C. Cannavò – È vero che per Moratti ho tenerezza. Sono un suo amico. È una persona come poche, che cerca di capire sempre le ragioni degli altri e ha grandi istinti di bontà . Ma non sono interista. Non lo sono mai stato. Per le squadre sono uno da marciapiede: ogni domenica faccio il calcolo su quale conviene che vinca per vendere più copie. Sì, in maniera spudorata una volta tifo per gli uni, un’altra volta per gli altri. Dal punto di vista personale sono anche amico di Sensi, il presidente della Roma, e così sono amicissimo con Galliani.
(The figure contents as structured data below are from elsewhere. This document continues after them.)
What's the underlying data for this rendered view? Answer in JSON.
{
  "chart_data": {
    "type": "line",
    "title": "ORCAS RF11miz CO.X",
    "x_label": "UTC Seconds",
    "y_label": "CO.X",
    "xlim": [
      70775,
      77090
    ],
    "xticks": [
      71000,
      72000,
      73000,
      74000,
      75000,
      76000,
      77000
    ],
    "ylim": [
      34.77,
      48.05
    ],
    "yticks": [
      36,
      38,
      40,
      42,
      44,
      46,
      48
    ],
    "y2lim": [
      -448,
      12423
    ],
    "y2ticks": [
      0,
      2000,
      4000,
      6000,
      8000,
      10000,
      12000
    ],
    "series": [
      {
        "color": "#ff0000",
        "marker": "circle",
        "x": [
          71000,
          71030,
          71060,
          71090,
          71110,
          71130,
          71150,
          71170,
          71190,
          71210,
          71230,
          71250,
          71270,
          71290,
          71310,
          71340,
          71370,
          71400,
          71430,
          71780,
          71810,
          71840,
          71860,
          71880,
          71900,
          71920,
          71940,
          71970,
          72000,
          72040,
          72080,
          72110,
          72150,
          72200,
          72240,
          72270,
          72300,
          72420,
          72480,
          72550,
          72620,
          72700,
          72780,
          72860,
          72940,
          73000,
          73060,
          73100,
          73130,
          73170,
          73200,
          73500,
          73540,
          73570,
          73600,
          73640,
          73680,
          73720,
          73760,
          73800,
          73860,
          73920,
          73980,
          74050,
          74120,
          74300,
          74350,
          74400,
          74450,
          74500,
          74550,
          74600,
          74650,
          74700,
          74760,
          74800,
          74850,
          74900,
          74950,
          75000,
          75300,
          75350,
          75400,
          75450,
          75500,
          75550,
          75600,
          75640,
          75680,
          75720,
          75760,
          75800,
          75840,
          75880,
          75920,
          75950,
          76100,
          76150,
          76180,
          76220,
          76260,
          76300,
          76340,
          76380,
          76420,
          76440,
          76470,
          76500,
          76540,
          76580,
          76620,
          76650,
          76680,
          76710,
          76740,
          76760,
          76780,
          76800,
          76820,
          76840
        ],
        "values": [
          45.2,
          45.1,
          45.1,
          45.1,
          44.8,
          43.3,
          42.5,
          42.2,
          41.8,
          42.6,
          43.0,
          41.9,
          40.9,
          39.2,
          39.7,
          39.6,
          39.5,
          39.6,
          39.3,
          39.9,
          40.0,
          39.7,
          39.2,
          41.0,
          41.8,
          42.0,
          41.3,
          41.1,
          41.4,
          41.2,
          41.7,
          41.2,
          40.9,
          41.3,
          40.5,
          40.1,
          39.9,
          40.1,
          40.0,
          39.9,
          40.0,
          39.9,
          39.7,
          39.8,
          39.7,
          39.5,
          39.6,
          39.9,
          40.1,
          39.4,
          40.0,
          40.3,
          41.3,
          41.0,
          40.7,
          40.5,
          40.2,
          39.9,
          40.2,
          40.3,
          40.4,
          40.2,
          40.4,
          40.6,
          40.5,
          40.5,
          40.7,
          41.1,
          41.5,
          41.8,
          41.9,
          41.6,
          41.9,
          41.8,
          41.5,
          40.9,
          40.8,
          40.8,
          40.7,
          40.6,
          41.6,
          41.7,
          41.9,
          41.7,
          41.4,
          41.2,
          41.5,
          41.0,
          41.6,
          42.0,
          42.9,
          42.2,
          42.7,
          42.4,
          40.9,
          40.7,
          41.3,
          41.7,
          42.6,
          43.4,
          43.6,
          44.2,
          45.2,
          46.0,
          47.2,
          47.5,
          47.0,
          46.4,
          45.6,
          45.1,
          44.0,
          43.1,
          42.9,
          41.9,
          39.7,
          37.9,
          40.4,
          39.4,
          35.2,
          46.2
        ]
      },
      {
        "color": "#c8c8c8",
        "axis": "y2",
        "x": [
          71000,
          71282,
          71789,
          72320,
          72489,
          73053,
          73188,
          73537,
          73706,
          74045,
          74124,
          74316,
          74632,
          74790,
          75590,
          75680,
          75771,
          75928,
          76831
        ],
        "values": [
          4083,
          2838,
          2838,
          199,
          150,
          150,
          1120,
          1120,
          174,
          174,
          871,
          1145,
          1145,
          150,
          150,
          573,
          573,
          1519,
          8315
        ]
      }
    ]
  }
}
Ho un buon rapporto con tutti nel mondo sportivo. Però, con Massimo che ci vuol fare… Con questo, La Gazzetta non nasconde le sue tante adorabili cazzate.
Prima – In conclusione, mi pare di capire che non è ancora tempo di bilanci.
C. Cannavò – No, ma di due cose sono orgoglioso. Innanzitutto, del rispetto che abbiamo mostrato per quanti, nel nostro giornale, hanno maturato l’età della pensione: quasi tutti hanno continuato a collaborare. Faccio tre esempi: Pino Negri, Angelo Rovelli e Giuseppe Castelnovi, splendidi esempi di colleghi ottantenni. Tutti rappresentano ancora una ricchezza per questo giornale. Inoltre, sono soddisfatto di avere aperto il giornale alle iniziative di solidarietà . Abbiamo un rapporto con associazioni come Amnesty International ed Emergency. Con Gino Strada – un medico che, invece di impiantare ospedali in Afghanistan, avrebbe potuto stare a Milano con incarichi di prestigio frequentando salotti – ci sentiamo un giorno sì e uno no. Quest’anno la sua Emergency sarà la madrina del Giro d’Italia. E poi collaboriamo con la Nazionale cantanti e con le loro iniziative di solidarietà . Ogni giorno scopriamo realtà incredibili di volontari che si dedicano ad attività di una generosità inimmaginabile. Mi entusiasma collaborare con il giornale a queste iniziative. Quando sono andato con Ronaldo in Kosovo ho visto una situazione di una drammaticità tale che davvero ti vergogni a non provare a fare qualche cosa per alleviare la situazione dei più deboli. È un fronte silenzioso e assolutamente trasversale. Ci sono dei miei giornalisti che passano le ferie a fare i volontari negli ospedali di Emergency: uno dalle parti dei talebani e l’altro dalla parte dell’alleanza del Nord. Da un parte li invidio, dall’altra mi preoccupo. Mia moglie dice che questa è la mia casa. Io le dico di no. Ma so che in fondo ha un po’ di ragione. Per fortuna è una donna meravigliosa.